Born in Derby in 1965 and educated at Nottingham High School, he went on to study French and history at Oxford, where he gained a first.
After university he entered the Foreign Office, where he was fast-tracked for promotion, including an early posting to Brussels in 1993.
It was there, apparently, that the seeds of his Euroscepticism were sown as he became disenchanted with the growing European “super state” – although he kept his views well hidden from colleagues.
The young diplomat’s posting also coincided with Mr Johnson’s time as a journalist in the Belgian capital, where he made his name with articles panning the European bureaucracy – although it is not recorded whether the two men knew each other.
Mr Frost’s rise through the Foreign Office culminated in his appointment at the age of 41 as the UK ambassador to Copenhagen, followed by a secondment to the Department for Business, Innovation and Skills as Britain’s most senior trade policy official.
His seemingly smooth career trajectory however took an unexpected turn in 2013 when he left the Diplomatic Service after more than 25 years to become chief executive of the Scotch Whisky Association.
His views on the EU were becoming more overt as he became a member of the advisory council of the Eurosceptic think tank Open Europe.
When Mr Johnson was appointed foreign secretary by Theresa May in the wake of the 2016 Brexit referendum, he brought in Mr Frost as his political special adviser.
Three years later, when Mr Johnson succeeded Mrs May as Prime Minister – having done much to make her position in No 10 untenable – he again turned to Mr Frost, making him his chief adviser and negotiator on Europe.

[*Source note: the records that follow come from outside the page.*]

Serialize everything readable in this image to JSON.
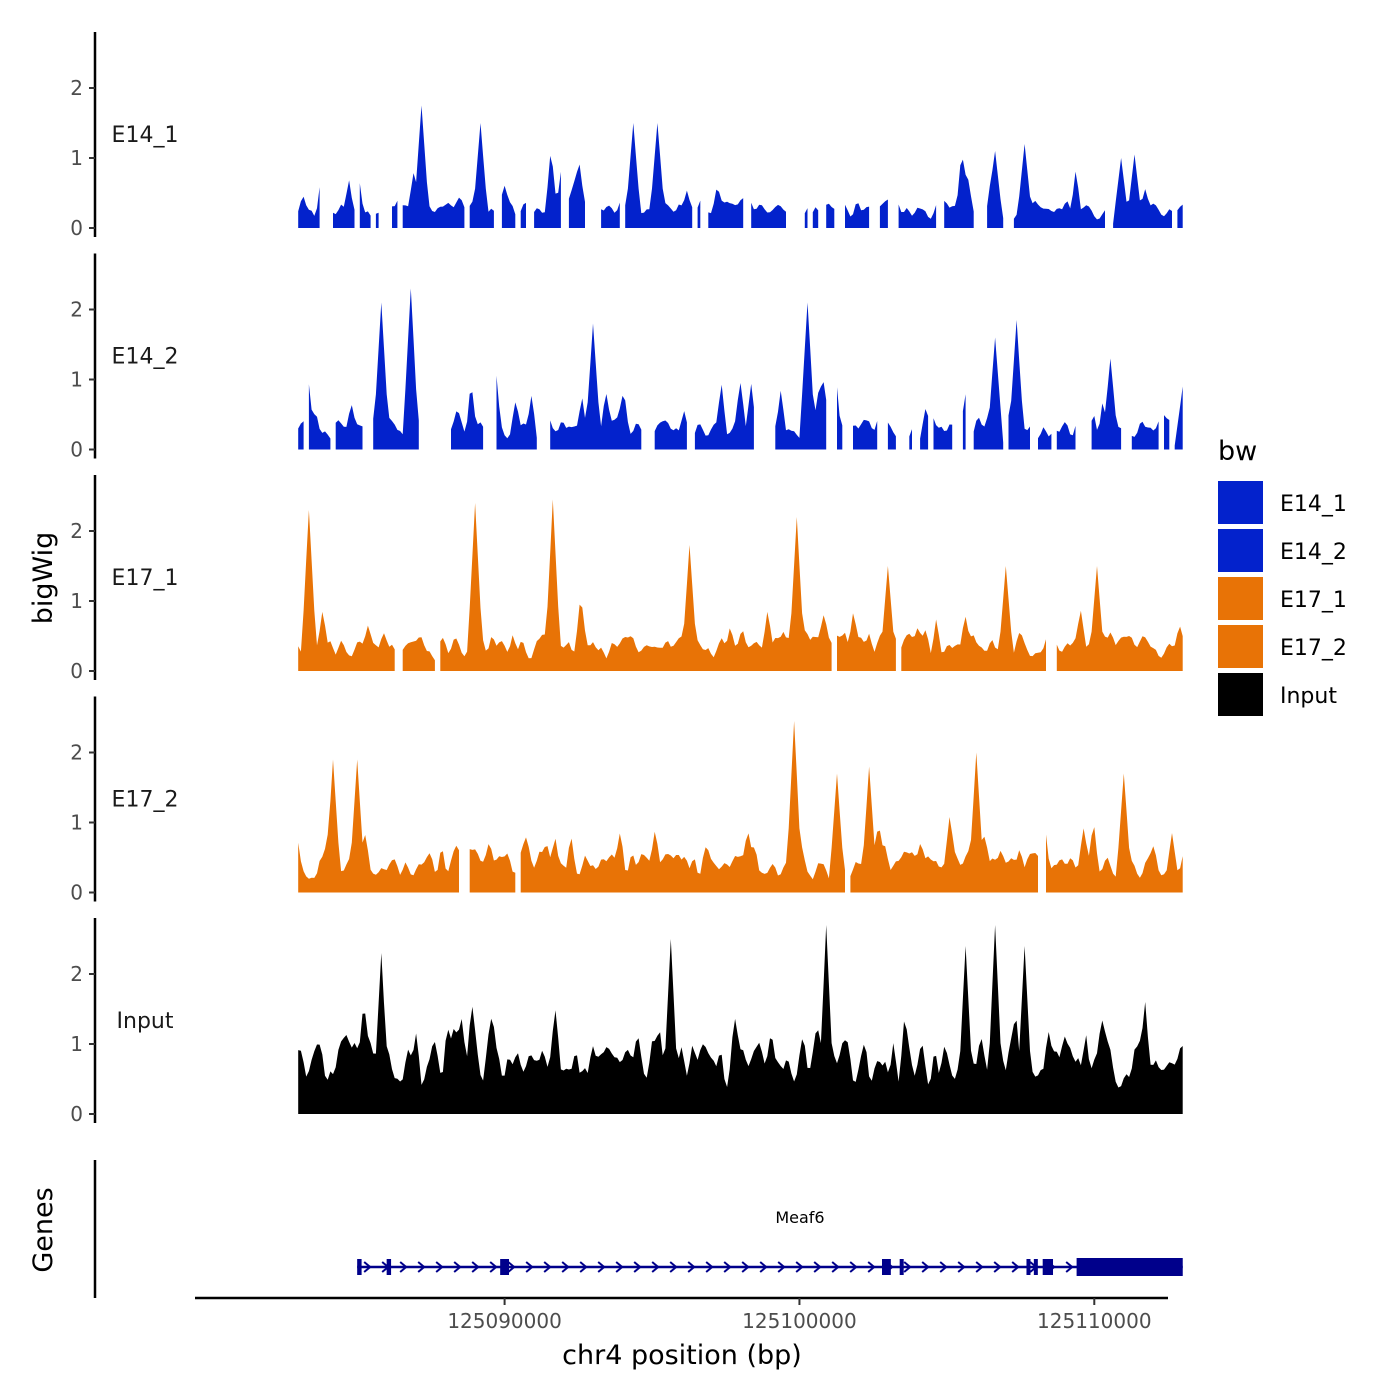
{
  "chart_data": {
    "type": "area",
    "chromosome": "chr4",
    "xlabel": "chr4 position (bp)",
    "ylabel_tracks": "bigWig",
    "ylabel_genes": "Genes",
    "xlim": [
      125079500,
      125112500
    ],
    "data_xlim": [
      125083000,
      125113000
    ],
    "x_ticks": [
      125090000,
      125100000,
      125110000
    ],
    "x_tick_labels": [
      "125090000",
      "125100000",
      "125110000"
    ],
    "ylim": [
      0,
      2.8
    ],
    "y_ticks": [
      0,
      1,
      2
    ],
    "y_tick_labels": [
      "0",
      "1",
      "2"
    ],
    "legend": {
      "title": "bw",
      "entries": [
        {
          "label": "E14_1",
          "color": "#0322CC"
        },
        {
          "label": "E14_2",
          "color": "#0322CC"
        },
        {
          "label": "E17_1",
          "color": "#E87306"
        },
        {
          "label": "E17_2",
          "color": "#E87306"
        },
        {
          "label": "Input",
          "color": "#000000"
        }
      ]
    },
    "series": [
      {
        "name": "E14_1",
        "color": "#0322CC",
        "seed": 11,
        "coverage": 0.82,
        "base": 0.35,
        "spike": 1.2,
        "peaks": [
          [
            125087200,
            1.75
          ],
          [
            125089200,
            1.5
          ],
          [
            125094400,
            1.5
          ],
          [
            125095200,
            1.5
          ],
          [
            125106600,
            1.1
          ],
          [
            125107600,
            1.2
          ],
          [
            125110900,
            1.0
          ],
          [
            125111400,
            1.05
          ]
        ]
      },
      {
        "name": "E14_2",
        "color": "#0322CC",
        "seed": 23,
        "coverage": 0.8,
        "base": 0.4,
        "spike": 1.1,
        "peaks": [
          [
            125085800,
            2.1
          ],
          [
            125086800,
            2.3
          ],
          [
            125093000,
            1.8
          ],
          [
            125100300,
            2.1
          ],
          [
            125106600,
            1.6
          ],
          [
            125107400,
            1.85
          ],
          [
            125110500,
            1.3
          ],
          [
            125113000,
            0.9
          ]
        ]
      },
      {
        "name": "E17_1",
        "color": "#E87306",
        "seed": 37,
        "coverage": 0.9,
        "base": 0.45,
        "spike": 1.0,
        "peaks": [
          [
            125083400,
            2.3
          ],
          [
            125089000,
            2.4
          ],
          [
            125091600,
            2.45
          ],
          [
            125096300,
            1.8
          ],
          [
            125099900,
            2.2
          ],
          [
            125103000,
            1.5
          ],
          [
            125107000,
            1.5
          ],
          [
            125110100,
            1.5
          ]
        ]
      },
      {
        "name": "E17_2",
        "color": "#E87306",
        "seed": 53,
        "coverage": 0.9,
        "base": 0.5,
        "spike": 1.05,
        "peaks": [
          [
            125084200,
            1.9
          ],
          [
            125085000,
            1.9
          ],
          [
            125099800,
            2.45
          ],
          [
            125101300,
            1.7
          ],
          [
            125102400,
            1.8
          ],
          [
            125106000,
            2.0
          ],
          [
            125111000,
            1.7
          ],
          [
            125112600,
            0.85
          ]
        ]
      },
      {
        "name": "Input",
        "color": "#000000",
        "seed": 71,
        "coverage": 1.0,
        "base": 0.9,
        "spike": 1.2,
        "peaks": [
          [
            125085800,
            2.3
          ],
          [
            125095600,
            2.5
          ],
          [
            125100900,
            2.7
          ],
          [
            125105600,
            2.4
          ],
          [
            125106600,
            2.7
          ],
          [
            125107600,
            2.4
          ],
          [
            125111700,
            1.6
          ]
        ]
      }
    ],
    "gene": {
      "name": "Meaf6",
      "color": "#00008B",
      "start": 125085000,
      "end": 125113000,
      "strand": "+",
      "exons": [
        [
          125085000,
          125085150
        ],
        [
          125086000,
          125086150
        ],
        [
          125089850,
          125090150
        ],
        [
          125102800,
          125103100
        ],
        [
          125103400,
          125103500
        ],
        [
          125107700,
          125107800
        ],
        [
          125107950,
          125108050
        ],
        [
          125108250,
          125108600
        ],
        [
          125109400,
          125113000
        ]
      ],
      "thick_exons": [
        [
          125109400,
          125113000
        ]
      ]
    }
  }
}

In a further sign of his confidence in him, in June 2020 Mr Johnson announced he would become National Security Adviser when Sir Mark Sedwill stepped down in September – although he has yet to take up his duties while talks with Brussels continue. He was also made a life peer.
An ally of Mr Johnson’s controversial former chief adviser Dominic Cummings, he nevertheless did not follow him out of No 10 when he dramatically departed last month in an internal power struggle.